Q3 Education & MDT involvement to support safe return home (200 words)

  • Patient education topics: exit-site hygiene and infection prevention, symptom recognition (fever, cloudy effluent), fluid/salt and potassium dietary guidance, medication adherence, APD technique reinforcement, action plan for contacting PD team.

  • MDT members to involve & why: nephrologist (medical oversight/prescriptions), PD nurse (training, technique review, exit-site care), infectious diseases or microbiology (antibiotic guidance), dietitian (fluid/k+ management), pharmacist (drug reconciliation, hyperkalaemia meds), social worker/community nursing (home supports, transport, psychosocial needs) — all to ensure safety, adherence and early escalation if problems recur.

How the academic mentor 

  1. Clarify brief & constraints — mentor reviewed UTAS formatting, strict word counts, and the requirement for evidence-based answers.

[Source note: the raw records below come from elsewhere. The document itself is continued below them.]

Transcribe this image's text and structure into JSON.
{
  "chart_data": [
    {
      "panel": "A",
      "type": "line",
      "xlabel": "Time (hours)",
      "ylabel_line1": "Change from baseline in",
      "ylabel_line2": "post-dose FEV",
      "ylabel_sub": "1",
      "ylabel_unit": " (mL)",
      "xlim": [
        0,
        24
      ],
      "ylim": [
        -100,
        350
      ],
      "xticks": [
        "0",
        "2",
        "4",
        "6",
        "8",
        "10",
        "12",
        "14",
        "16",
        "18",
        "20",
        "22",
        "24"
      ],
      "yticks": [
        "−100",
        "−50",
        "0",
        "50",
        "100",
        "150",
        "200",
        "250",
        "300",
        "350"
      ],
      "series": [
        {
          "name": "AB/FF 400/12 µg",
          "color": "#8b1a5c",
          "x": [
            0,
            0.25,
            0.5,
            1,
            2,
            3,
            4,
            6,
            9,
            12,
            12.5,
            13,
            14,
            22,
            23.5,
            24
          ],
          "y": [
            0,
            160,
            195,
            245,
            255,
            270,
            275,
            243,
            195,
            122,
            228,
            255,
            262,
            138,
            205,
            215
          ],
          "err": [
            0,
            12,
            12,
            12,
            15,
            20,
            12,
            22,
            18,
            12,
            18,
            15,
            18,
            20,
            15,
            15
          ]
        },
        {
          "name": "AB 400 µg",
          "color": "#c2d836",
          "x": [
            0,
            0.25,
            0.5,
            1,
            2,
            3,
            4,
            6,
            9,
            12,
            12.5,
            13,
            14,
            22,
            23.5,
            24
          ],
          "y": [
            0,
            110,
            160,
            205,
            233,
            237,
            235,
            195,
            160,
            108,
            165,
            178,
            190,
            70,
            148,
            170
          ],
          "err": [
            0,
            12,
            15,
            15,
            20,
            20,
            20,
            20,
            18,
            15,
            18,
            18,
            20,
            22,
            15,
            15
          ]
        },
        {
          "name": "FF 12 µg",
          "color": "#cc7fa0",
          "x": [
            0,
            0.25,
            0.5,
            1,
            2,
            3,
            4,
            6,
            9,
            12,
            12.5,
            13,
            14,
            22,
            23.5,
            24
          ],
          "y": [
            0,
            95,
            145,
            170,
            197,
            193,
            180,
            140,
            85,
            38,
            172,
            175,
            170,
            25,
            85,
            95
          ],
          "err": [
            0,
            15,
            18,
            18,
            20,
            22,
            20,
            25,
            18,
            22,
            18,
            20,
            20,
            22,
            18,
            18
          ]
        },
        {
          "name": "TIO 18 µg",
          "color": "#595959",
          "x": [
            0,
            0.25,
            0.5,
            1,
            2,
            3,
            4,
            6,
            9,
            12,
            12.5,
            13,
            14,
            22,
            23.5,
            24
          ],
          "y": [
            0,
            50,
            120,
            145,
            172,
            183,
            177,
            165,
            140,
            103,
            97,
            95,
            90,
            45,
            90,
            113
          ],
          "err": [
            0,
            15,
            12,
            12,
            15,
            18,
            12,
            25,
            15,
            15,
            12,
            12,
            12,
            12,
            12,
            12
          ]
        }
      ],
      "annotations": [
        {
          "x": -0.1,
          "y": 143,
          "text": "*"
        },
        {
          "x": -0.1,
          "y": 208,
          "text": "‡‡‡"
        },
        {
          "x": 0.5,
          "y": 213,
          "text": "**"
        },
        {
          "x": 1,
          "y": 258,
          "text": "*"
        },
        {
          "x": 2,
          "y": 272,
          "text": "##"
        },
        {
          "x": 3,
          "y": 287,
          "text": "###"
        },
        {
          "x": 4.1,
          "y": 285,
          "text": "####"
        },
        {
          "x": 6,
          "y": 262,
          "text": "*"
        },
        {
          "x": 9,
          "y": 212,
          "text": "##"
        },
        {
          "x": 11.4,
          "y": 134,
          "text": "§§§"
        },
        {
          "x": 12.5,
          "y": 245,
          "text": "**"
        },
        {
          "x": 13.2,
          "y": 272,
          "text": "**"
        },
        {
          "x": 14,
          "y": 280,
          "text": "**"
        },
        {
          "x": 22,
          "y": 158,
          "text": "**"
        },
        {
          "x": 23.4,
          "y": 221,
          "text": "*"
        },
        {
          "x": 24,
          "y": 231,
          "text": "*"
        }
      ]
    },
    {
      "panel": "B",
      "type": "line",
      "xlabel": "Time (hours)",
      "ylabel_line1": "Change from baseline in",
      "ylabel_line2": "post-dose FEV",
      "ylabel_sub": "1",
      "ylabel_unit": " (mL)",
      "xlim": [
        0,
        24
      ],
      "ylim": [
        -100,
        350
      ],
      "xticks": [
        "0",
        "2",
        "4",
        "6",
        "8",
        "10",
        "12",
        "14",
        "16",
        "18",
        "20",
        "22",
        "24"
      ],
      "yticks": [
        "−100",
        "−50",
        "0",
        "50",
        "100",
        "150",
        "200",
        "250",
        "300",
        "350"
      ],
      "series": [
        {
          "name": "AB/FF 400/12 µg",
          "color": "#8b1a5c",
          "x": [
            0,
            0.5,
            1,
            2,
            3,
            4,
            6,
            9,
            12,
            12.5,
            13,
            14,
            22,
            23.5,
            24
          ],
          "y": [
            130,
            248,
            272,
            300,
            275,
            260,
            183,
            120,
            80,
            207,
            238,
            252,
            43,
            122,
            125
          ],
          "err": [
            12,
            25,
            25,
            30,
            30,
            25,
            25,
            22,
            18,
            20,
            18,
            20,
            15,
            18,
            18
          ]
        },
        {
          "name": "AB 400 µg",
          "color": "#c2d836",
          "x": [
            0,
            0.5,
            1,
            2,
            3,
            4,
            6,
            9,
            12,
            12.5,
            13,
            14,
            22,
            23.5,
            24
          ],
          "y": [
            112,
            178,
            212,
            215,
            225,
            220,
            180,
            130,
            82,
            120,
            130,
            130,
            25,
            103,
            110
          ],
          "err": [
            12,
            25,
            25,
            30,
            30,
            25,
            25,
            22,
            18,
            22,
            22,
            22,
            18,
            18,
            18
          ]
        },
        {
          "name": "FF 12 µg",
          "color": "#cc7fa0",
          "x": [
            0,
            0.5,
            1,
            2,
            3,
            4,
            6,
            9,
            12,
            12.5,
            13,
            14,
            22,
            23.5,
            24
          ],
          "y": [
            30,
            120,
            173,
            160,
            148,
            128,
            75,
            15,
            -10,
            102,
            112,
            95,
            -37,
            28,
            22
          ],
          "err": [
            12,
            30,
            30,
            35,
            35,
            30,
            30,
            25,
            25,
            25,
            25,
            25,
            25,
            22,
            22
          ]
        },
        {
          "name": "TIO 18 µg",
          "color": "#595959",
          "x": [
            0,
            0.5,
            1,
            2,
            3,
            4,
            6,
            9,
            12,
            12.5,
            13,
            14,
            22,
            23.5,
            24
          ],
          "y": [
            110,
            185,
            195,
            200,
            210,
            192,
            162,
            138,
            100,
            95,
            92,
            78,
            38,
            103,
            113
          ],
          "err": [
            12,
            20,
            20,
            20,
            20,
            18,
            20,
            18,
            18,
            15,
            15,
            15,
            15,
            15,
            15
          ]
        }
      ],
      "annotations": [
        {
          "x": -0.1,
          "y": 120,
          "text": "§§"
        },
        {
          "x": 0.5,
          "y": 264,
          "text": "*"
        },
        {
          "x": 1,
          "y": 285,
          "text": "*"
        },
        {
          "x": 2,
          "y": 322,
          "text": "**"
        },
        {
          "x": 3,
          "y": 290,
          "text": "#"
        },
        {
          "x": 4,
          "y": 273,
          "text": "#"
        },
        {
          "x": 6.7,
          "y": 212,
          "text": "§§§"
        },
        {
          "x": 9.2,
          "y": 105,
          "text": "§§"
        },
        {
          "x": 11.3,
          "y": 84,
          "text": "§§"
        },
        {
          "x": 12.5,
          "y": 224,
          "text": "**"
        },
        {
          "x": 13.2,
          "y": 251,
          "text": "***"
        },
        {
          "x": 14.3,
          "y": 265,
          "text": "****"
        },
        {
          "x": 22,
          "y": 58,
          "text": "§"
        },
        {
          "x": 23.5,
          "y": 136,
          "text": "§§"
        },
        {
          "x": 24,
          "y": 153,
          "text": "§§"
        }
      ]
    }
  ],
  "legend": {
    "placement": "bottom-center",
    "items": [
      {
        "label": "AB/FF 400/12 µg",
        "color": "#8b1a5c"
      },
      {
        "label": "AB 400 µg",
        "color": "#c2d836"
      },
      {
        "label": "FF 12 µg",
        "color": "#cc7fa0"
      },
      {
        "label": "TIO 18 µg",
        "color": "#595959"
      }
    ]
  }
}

  2. Case deconstruction — student was coached to create a problem list (peritonitis vs exit-site infection, fluid overload, hyperkalaemia, PD function).

  3. Select targeted investigations — mentor modelled matching each clinical question to the minimum, high-value tests (effluent analysis, ECG, CXR, bloods, cultures).

  4. Interpretation framework — mentor taught a short algorithm: sign/symptom → likely mechanism → expected test result → immediate action.

  5. Care planning & APD logic — mentor demonstrated how to draft a concise short-term (stabilise, treat infection, manage K+) and long-term plan (optimize APD prescription, consider icodextrin/adjusted dwell, evaluate modality suitability).

  6. Education & MDT mapping — mentor mapped which disciplines are essential and what each must deliver for discharge safety.

  7. Draft refinement — mentor enforced tight word economy, accurate citations, and UTAS academic tone; final checklist included footer, references, and adherence to word limits.

Final outcome what was achieved and learning objectives covered

Outcome achieved: a set of concise, evidence-based answers that (a) prioritise high-yield diagnostics and explain their rationale; (b) present a pragmatic short-term stabilization plan and a reasoned long-term APD strategy; and (c) define targeted patient education and an MDT discharge plan enabling safe home return.

Learning objectives covered:

  • Clinical reasoning and differential diagnosis in dialysis patients;

  • Integration of pathophysiology (peritonitis, ultrafiltration failure, hyperkalaemia, fluid overload) with investigation selection;

  • Practical application of pharmacological and non-pharmacological management strategies;

  • Person-centred discharge planning and multidisciplinary coordination;

  • Academic skills: concise synthesis, evidence citation, adherence to institutional formatting and word limits.